再直白一點, 一個操作系統就像是一個工廠,工廠裏面有很多個生產車間,不同的車間生產不同的產品,每個車間就相當於一個進程,且你的工廠又窮,供電不足,同一時間只能給一個車間供電,爲了能讓所有車間都能同時生產,你的工廠的電工只能給不同的車間分時供電,但是輪到你的qq車間時,發現只有一個幹活的工人,結果生產效率極低,爲了解決這個問題,應該怎麼辦呢?。。。。沒錯,你肯定想到了,就是多加幾個工人,讓幾個人工人並行工作,這每個工人,就是線程!
線程是操作系統能夠進行運算調度的最小單位。它被包含在進程之中,是進程中的實際運作單位。一條線程指的是進程中一個單一順序的控制流,一個進程中可以併發多個線程,每條線程並行執行不同的任務
A thread is an execution context, which is all the information a CPU needs to execute a stream of instructions.
Suppose you're reading a book, and you want to take a break right now, but you want to be able to come back and resume reading from the exact point where you stopped. One way to achieve that is by jotting down the page number, line number, and word number. So your execution context for reading a book is these 3 numbers.
If you have a roommate, and she's using the same technique, she can take the book while you're not using it, and resume reading from where she stopped. Then you can take it back, and resume it from where you were.
Threads work in the same way. A CPU is giving you the illusion that it's doing multiple computations at the same time. It does that by spending a bit of time on each computation. It can do that because it has an execution context for each computation. Just like you can share a book with your friend, many tasks can share a CPU.
On a more technical level, an execution context (therefore a thread) consists of the values of the CPU's registers.
Last: threads are different from processes. A thread is a context of execution, while a process is a bunch of resources associated with a computation. A process can have one or many threads.
Clarification: the resources associated with a process include memory pages (all the threads in a process have the same view of the memory), file descriptors (e.g., open sockets), and security credentials (e.g., the ID of the user who started the process).
In CPython, the global interpreter lock, or GIL, is a mutex that prevents multiple native threads from executing Python bytecodes at once. This lock is necessary mainly because CPython’s memory management is not thread-safe. (However, since the GIL exists, other features have grown to depend on the guarantees that it enforces.)

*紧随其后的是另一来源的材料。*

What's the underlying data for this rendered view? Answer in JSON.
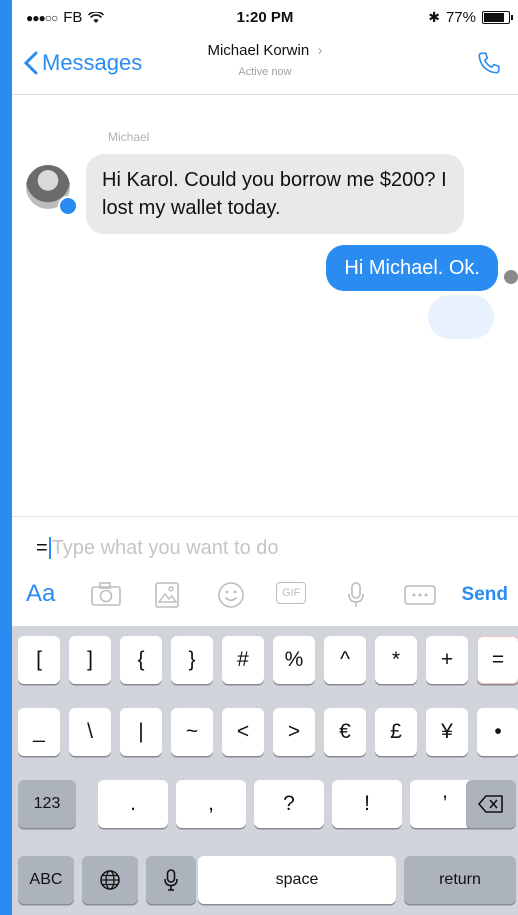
{
  "status_bar": {
    "carrier": "FB",
    "time": "1:20 PM",
    "battery": "77%",
    "battery_level": 0.77
  },
  "nav": {
    "back_label": "Messages",
    "contact_name": "Michael Korwin",
    "presence": "Active now"
  },
  "conversation": {
    "sender_label": "Michael",
    "incoming_message": "Hi Karol. Could you borrow me $200? I lost my wallet today.",
    "outgoing_message": "Hi Michael. Ok."
  },
  "composer": {
    "prefix": "=",
    "placeholder": "Type what you want to do",
    "aa_label": "Aa",
    "send_label": "Send",
    "gif_label": "GIF"
  },
  "keyboard": {
    "row1": [
      "[",
      "]",
      "{",
      "}",
      "#",
      "%",
      "^",
      "*",
      "+",
      "="
    ],
    "row2": [
      "_",
      "\\",
      "|",
      "~",
      "<",
      ">",
      "€",
      "£",
      "¥",
      "•"
    ],
    "row3": [
      ".",
      ",",
      "?",
      "!",
      "’"
    ],
    "numbers_label": "123",
    "abc_label": "ABC",
    "space_label": "space",
    "return_label": "return"
  },
  "colors": {
    "accent": "#2a8cf0",
    "incoming_bubble": "#e9e9eb",
    "keyboard_bg": "#d1d4da"
  }
}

上面的核心意思就是,無論你啓多少個線程,你有多少個cpu, Python在執行的時候會淡定的在同一時刻只允許一個線程運行,擦。。。,那這還叫什麼多線程呀?莫如此早的下結結論,聽我現場講。
首先需要明確的一點是GIL
並不是Python的特性,它是在實現Python解析器(CPython)時所引入的一個概念。就好比C++是一套語言(語法)標準,但是可以用不同的編譯器來編譯成可執行代碼。有名的編譯器例如GCC,INTEL C++,Visual C++等。Python也一樣,同樣一段代碼可以通過CPython,PyPy,Psyco等不同的Python執行環境來執行。像其中的JPython就沒有GIL。然而因爲CPython是大部分環境下默認的Python執行環境。所以在很多人的概念裏CPython就是Python,也就想當然的把GIL
歸結爲Python語言的缺陷。所以這裏要先明確一點:GIL並不是Python的特性,Python完全可以不依賴於GIL
這篇文章透徹的剖析了GIL對python多線程的影響,強烈推薦看一下:http://www.dabeaz.com/python/UnderstandingGIL.pdf
線程有2種調用方式,如下:
直接調用
import threading
import time
def sayhi(num): # 定義每個線程要運行的函數
print("running on number:%s" % num)
time.sleep(3)
if __name__ == '__main__':
t1 = threading.Thread(target=sayhi, args=(1,)) # 生成一個線程實例
t2 = threading.Thread(target=sayhi, args=(2,)) # 生成另一個線程實例
t1.start() # 啓動線程
t2.start() # 啓動另一個線程
print(t1.getName()) # 獲取線程名
print(t2.getName())
# D:\Python\python\python-3.6.1\Python36-64\python.exe
# running on number:1
# running on number:2
# Thread-1
# Thread-2
繼承式調用
import threading
import time
class MyThread(threading.Thread):
def __init__(self, num):
threading.Thread.__init__(self)
self.num = num
def run(self): # 定義每個線程要運行的函數
print("running on number:%s" % self.num)
time.sleep(3)
if __name__ == '__main__':
t1 = MyThread(1)
t2 = MyThread(2)
t1.start()
t2.start()
# D:\Python\python\python-3.6.1\Python36-64\python.exe
# running on number:1
# running on number:2
Join & Daemon
Some threads do background tasks, like sending keepalive packets, or performing periodic garbage collection, or whatever. These are only useful when the main program is running, and it's okay to kill them off once the other, non-daemon, threads have exited.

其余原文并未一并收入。